I interviewed a dozen medical aid salespersons and administrators at their offices in 2014 and 2015 who spoke about NHI as “pie in the sky”, a “dream”, or “never going to happen.”
The fear from some in this industry was that new competing risk-based insurance policies— where older, unhealthier persons pay more for coverage—known as hospital cash plans will eventually “cannibalise” medical aids (Alex van den Heever, Old Mutual Chair in Security Studies, University of the Witwatersrand, personal communication 2014).

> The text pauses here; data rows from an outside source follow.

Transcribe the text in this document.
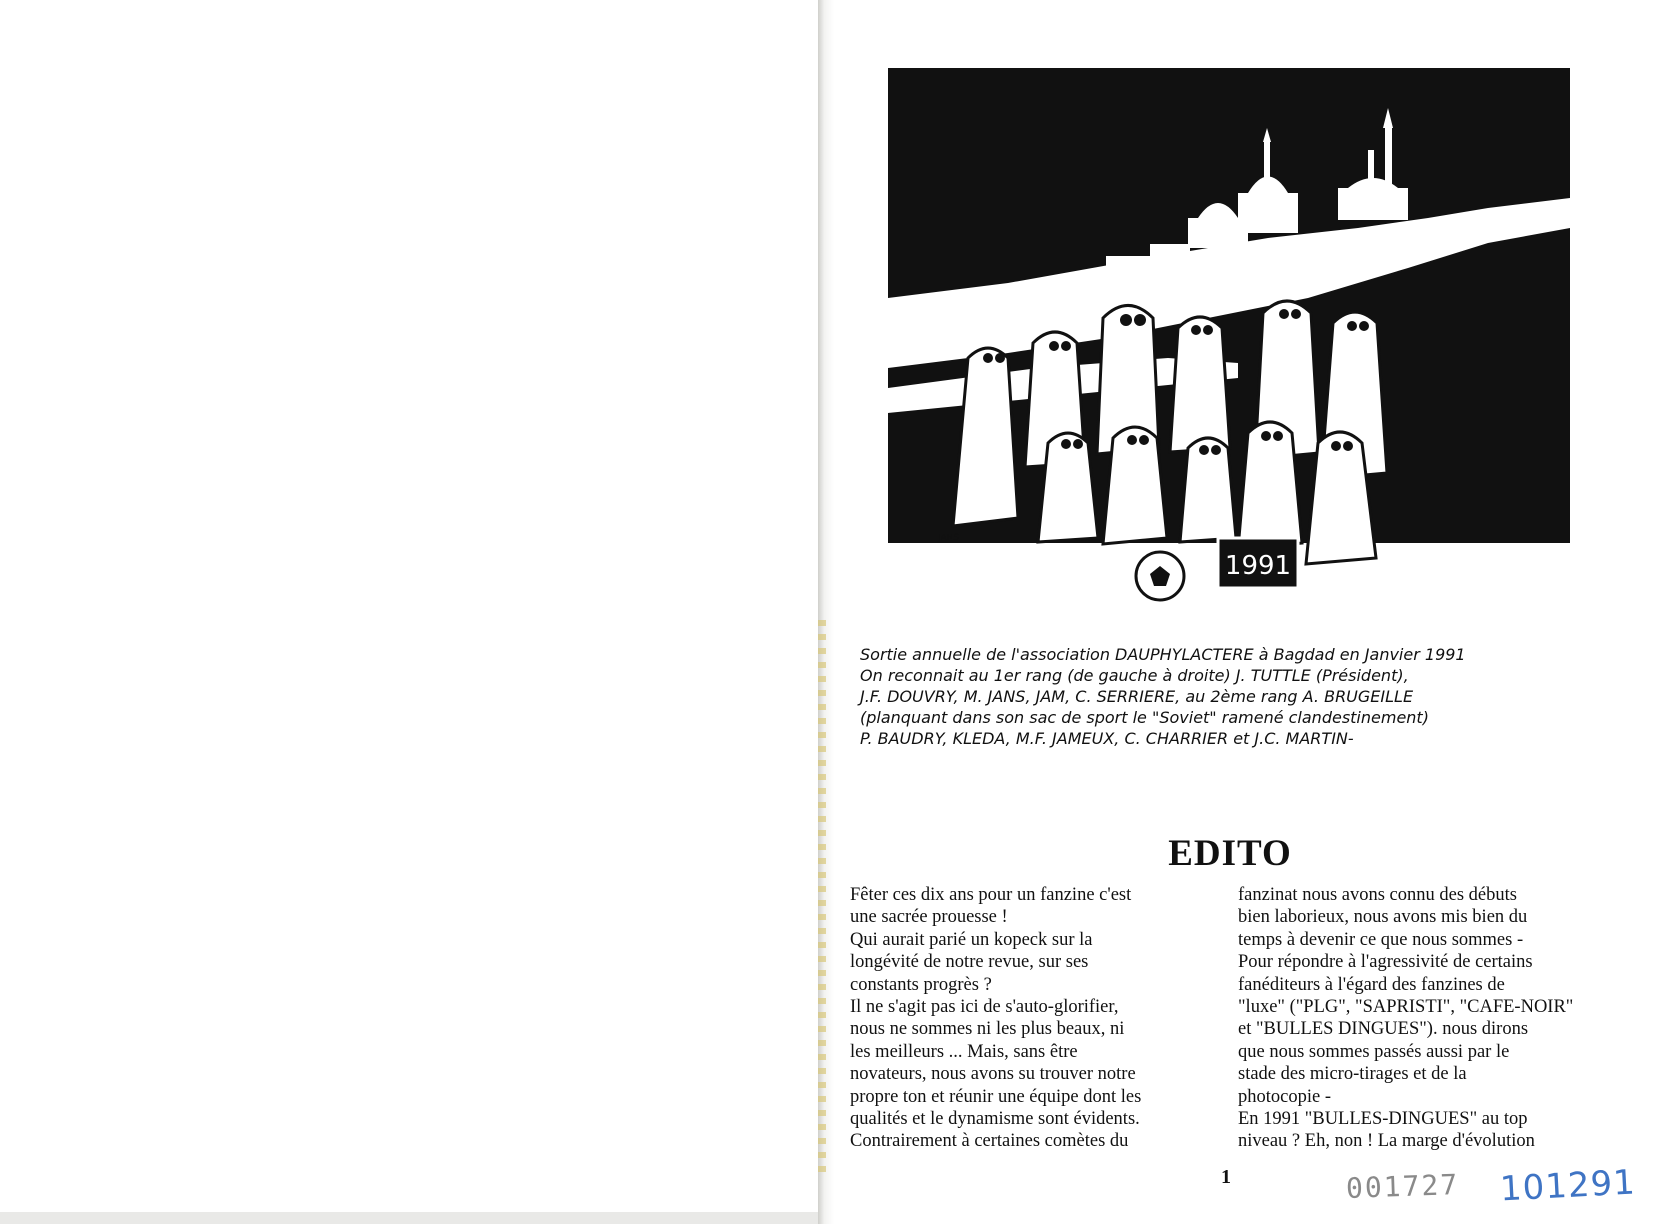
1991
JANS
Sortie annuelle de l'association DAUPHYLACTERE à Bagdad en Janvier 1991
On reconnait au 1er rang (de gauche à droite) J. TUTTLE (Président),
J.F. DOUVRY, M. JANS, JAM, C. SERRIERE, au 2ème rang A. BRUGEILLE
(planquant dans son sac de sport le "Soviet" ramené clandestinement)
P. BAUDRY, KLEDA, M.F. JAMEUX, C. CHARRIER et J.C. MARTIN-
EDITO
Fêter ces dix ans pour un fanzine c'est
une sacrée prouesse !
Qui aurait parié un kopeck sur la
longévité de notre revue, sur ses
constants progrès ?
Il ne s'agit pas ici de s'auto-glorifier,
nous ne sommes ni les plus beaux, ni
les meilleurs ... Mais, sans être
novateurs, nous avons su trouver notre
propre ton et réunir une équipe dont les
qualités et le dynamisme sont évidents.
Contrairement à certaines comètes du
fanzinat nous avons connu des débuts
bien laborieux, nous avons mis bien du
temps à devenir ce que nous sommes -
Pour répondre à l'agressivité de certains
fanéditeurs à l'égard des fanzines de
"luxe" ("PLG", "SAPRISTI", "CAFE-NOIR"
et "BULLES DINGUES"). nous dirons
que nous sommes passés aussi par le
stade des micro-tirages et de la
photocopie -
En 1991 "BULLES-DINGUES" au top
niveau ? Eh, non ! La marge d'évolution
1	001727 101291
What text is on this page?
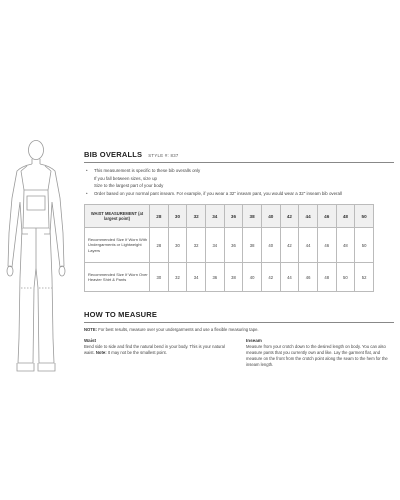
BIB OVERALLS STYLE #: 837
• This measurement is specific to these bib overalls only
If you fall between sizes, size up
Size to the largest part of your body
• Order based on your normal pant inseam. For example, if you wear a 32" inseam pant, you would wear a 32" inseam bib overall
WAIST MEASUREMENT (at largest point)	28	30	32	34	36	38	40	42	44	46	48	50
Recommended Size If Worn With Undergarments or Lightweight Layers	28	30	32	34	36	38	40	42	44	46	48	50
Recommended Size If Worn Over Heavier Shirt & Pants	30	32	34	36	38	40	42	44	46	48	50	52
HOW TO MEASURE
NOTE: For best results, measure over your undergarments and use a flexible measuring tape.
Waist
Bend side to side and find the natural bend in your body. This is your natural waist. Note: It may not be the smallest point.
Inseam
Measure from your crotch down to the desired length on body. You can also measure pants that you currently own and like. Lay the garment flat, and measure on the front from the crotch point along the seam to the hem for the inseam length.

In the same interviews with administrators, most told me that because of certain stipulations and pricing mechanisms, they encouraged their young and middle-aged adult consumers not to list aging parents as policy dependents. Doing so would be too costly, they said, but in turn, they had no other real answer to the question of how to then satisfactorily or sufficiently pay for eldercare.

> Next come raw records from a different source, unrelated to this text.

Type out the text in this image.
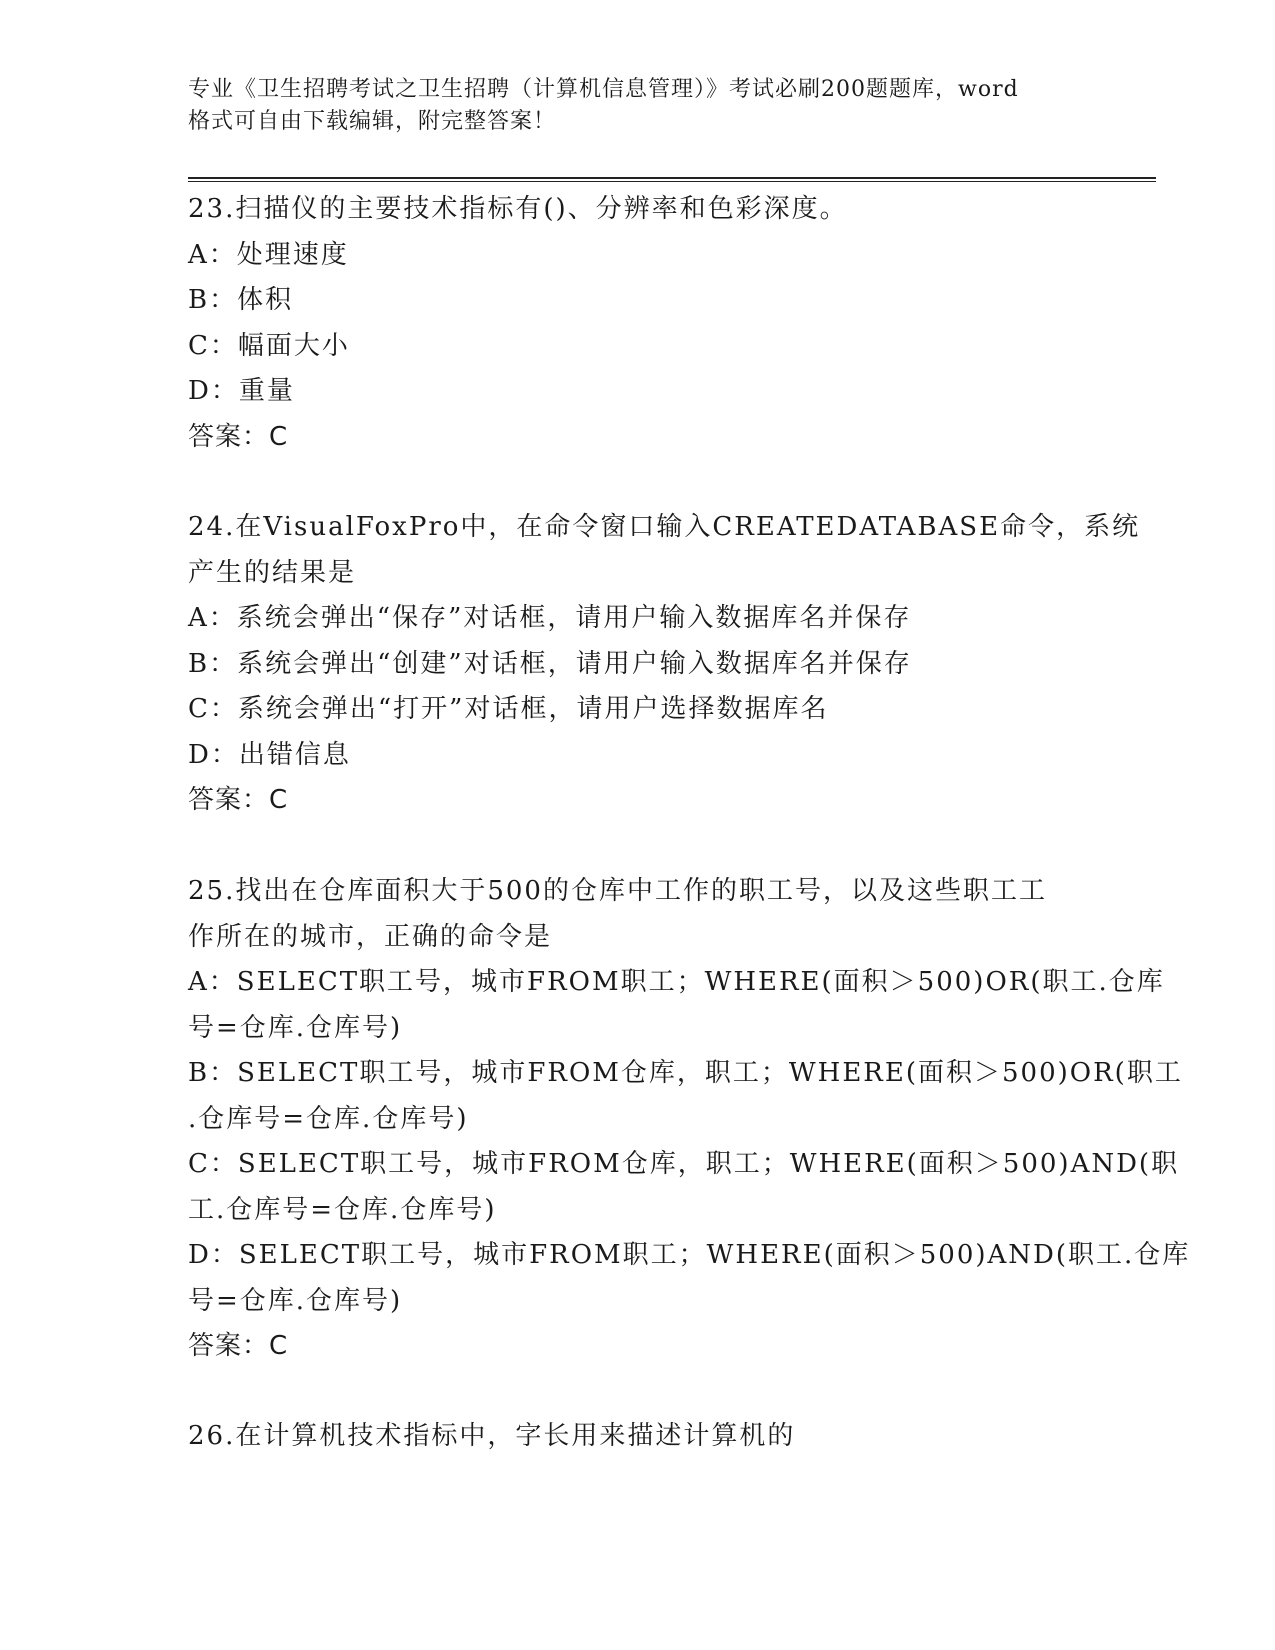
专业《卫生招聘考试之卫生招聘（计算机信息管理）》考试必刷200题题库，word
格式可自由下载编辑，附完整答案！
23.扫描仪的主要技术指标有()、分辨率和色彩深度。
A：处理速度
B：体积
C：幅面大小
D：重量
答案：C
24.在VisualFoxPro中，在命令窗口输入CREATEDATABASE命令，系统
产生的结果是
A：系统会弹出“保存”对话框，请用户输入数据库名并保存
B：系统会弹出“创建”对话框，请用户输入数据库名并保存
C：系统会弹出“打开”对话框，请用户选择数据库名
D：出错信息
答案：C
25.找出在仓库面积大于500的仓库中工作的职工号，以及这些职工工
作所在的城市，正确的命令是
A：SELECT职工号，城市FROM职工；WHERE(面积＞500)OR(职工.仓库
号=仓库.仓库号)
B：SELECT职工号，城市FROM仓库，职工；WHERE(面积＞500)OR(职工
.仓库号=仓库.仓库号)
C：SELECT职工号，城市FROM仓库，职工；WHERE(面积＞500)AND(职
工.仓库号=仓库.仓库号)
D：SELECT职工号，城市FROM职工；WHERE(面积＞500)AND(职工.仓库
号=仓库.仓库号)
答案：C
26.在计算机技术指标中，字长用来描述计算机的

Christmas is around the corner, for better or for worse. In South Africa, many black folks cash in on their Christmas clubs, small-scale year-long women-centric savings clubs to access cash and get on the move back home for a short holiday (Ngwane 2003, James 2015). Some will pool the cash for gifts and special foods and libations—I liked the rainbow-like layered trifles best usually served at parties in neighboring Swaziland for the two Christmases I spent there. In the context of a still struggling public health system, others will likely pool cash for a family member whose medical aid may have run out by now for her- or himself and dependents. Persistent wounds, chronic illness, and unwillingness to return to public health facilities will reroute many people on a trip to a private one, those more advanced biomedical technologies, resources, and infrastructure, owned and operated by white capital. The prospects for better eldercare options and health financing are still opaque a year after the White Paper’s release, but it is likely still on many South Africans’ wish-lists.
Ferguson, James. 2015. Give a Man a Fish. Durham, NC: Duke University Press.
James, Deborah. 2015. Money from Nothing. Stanford: Stanford University Press.
Lloyd-Sherlock, Peter and Sutapa Agrawal. 2014. “Pensions and the Health of Older People in South Africa.” Journal of Development Studies 50(11): 1570-1586.
Ngwane, Zolani. 2003. “‘Christmas Time’ and the Struggles for the Household in the Countryside.” Journal of Southern African Studies 29(3): 681-699.
Ruiters, Greg, Di McIntyre, Rene Loewensen, and Robert van Niekerk. 2012. “Towards Universal Health Coverage in Southern Africa.” Universal Health Care in Southern Africa, Greg Ruiters and Robert van Niekerk, eds. Pp. 186-202. Scottsville: University of KwaZulu-Natal Press.
Schatz, Enid, Xavier Gómez-Olivé, Margaret Ralston, Jane Menken, and Stephen Tollman. 2012. “The Impact of Pensions on Health and Wellbeing in Rural South Africa.” Social Science & Medicine 75(10): 1864-1873.
[i] Beginning in 2014 with the #RhodesMustFall movement at the University of Cape Town, these are student-led protests calling broadly for the decolonization of post-apartheid South African higher education administration, financing, and pedagogy. #FeesMustFall mobilized broad social and university support to halt tuition fee increases in the 2015 academic year, and #OutsourcingMustFall adjoined to this movement calling for an end to universities’ outsourcing of custodial, security and food service staff to private contractors.